Je vivais, et le monde m’était dévolu.

Je n’étais ni herbe ni plante de saison

Qui sitôt mise au monde, fane et se dessèche,

Mais un chêne vivace, doué de raison

Qui vivrait ardemment des siècles sur la brèche.

Je grandis et bientôt, du haut de mon feuillage

J’aperçus le clocher d’une petite église.

Il égrenait les ans s’ajoutant à mon âge,

Et mes bras répondaient quand murmurait la brise.

De mon tronc imposant, je vis enfin la France

Et ses glorieux enfants peuplant de belles terres,

Les châteaux et les champs, le Louvre et la Durance,

Les logis des vivants, des morts les cimetières…

J’ai vu Louis le Quatorze et ses guerriers désirs,

Le bon Louis le Seizième et la Révolution,

La lutte des Chouans, la Terreur et l’Empire,

Des erreurs et du sang, mais toujours la passion !

Aujourd’hui je suis las, la vieillesse m’assaille,

Mais le tronc coriace cèle ma souffrance :

Où est le beau pays des amours, des batailles ?

Où sont ces hommes droits, les fiers enfants de France ?

Saint Louis rendit justice sous l’ombre d’un frère,

Et mainte fille en pleurs me confia son chagrin.

Pourquoi la vie m’est-elle aujourd’hui étrangère ?

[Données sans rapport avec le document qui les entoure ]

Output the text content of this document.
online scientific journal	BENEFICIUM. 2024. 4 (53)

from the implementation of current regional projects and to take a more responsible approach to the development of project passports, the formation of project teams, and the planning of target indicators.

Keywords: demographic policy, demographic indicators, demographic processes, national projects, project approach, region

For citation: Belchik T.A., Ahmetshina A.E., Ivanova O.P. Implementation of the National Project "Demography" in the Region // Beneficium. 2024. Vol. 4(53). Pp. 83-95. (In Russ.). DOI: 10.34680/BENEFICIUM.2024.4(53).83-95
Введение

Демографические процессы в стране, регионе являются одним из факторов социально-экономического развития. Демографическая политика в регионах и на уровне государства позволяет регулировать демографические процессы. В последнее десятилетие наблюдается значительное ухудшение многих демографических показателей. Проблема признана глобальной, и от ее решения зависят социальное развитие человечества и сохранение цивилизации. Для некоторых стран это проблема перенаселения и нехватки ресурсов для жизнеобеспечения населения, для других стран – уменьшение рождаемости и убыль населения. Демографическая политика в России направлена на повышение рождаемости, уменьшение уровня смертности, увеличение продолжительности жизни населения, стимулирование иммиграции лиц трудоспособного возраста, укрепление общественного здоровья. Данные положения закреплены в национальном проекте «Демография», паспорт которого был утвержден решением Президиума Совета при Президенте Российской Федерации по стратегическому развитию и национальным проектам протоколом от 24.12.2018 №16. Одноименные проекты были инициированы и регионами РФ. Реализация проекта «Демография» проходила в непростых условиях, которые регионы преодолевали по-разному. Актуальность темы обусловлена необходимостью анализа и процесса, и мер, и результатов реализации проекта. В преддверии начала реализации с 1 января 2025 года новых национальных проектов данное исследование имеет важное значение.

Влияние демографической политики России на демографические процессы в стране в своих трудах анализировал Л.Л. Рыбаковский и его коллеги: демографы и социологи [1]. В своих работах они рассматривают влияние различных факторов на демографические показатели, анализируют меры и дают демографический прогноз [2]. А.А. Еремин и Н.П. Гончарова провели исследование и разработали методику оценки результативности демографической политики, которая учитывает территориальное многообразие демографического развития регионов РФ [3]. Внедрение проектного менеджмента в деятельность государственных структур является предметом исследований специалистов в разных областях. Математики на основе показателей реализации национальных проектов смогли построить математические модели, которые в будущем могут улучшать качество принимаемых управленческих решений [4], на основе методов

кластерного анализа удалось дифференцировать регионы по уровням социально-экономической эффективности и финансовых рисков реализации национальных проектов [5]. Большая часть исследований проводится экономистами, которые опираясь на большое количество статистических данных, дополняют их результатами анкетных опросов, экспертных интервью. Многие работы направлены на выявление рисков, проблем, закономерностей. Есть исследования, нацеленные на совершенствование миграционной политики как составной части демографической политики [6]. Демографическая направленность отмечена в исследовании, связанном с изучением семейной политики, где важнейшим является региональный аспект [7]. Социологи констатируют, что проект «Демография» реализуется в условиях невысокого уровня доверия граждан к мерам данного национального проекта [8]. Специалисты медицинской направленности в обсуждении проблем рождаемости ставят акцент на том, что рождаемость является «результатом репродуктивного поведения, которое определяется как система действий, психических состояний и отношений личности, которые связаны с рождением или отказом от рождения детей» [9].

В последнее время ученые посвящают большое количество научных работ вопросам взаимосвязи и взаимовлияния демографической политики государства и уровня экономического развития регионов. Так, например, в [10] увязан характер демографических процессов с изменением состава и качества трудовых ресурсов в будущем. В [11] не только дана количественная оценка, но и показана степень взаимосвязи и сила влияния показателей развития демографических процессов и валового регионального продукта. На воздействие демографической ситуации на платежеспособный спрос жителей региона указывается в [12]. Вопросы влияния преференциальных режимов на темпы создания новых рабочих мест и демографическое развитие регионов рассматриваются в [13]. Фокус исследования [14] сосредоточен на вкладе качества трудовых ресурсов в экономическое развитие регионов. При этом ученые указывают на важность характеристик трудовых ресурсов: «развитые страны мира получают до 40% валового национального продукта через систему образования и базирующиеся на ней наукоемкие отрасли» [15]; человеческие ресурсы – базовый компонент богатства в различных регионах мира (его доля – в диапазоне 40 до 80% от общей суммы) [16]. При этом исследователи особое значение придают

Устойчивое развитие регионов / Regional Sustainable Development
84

Où donc est mon clocher où résonnait l’airain ?

Ou mon œil s’affaiblit, ou le Français est mort.

Je ne vois plus d’honneur, de fierté nulle trace ;

Etrangers et voleurs leur auront fait un sort !

Seul dans la nuit qui vient, je survis à ma race…

Mais parfois un espoir renaît dans mes yeux clairs :

Quand l’ultime jeunesse crie encor sa foi

Et combat l’occupant, vive comme l’éclair,

Je sais que l’avenir, de l’Honneur fera Loi.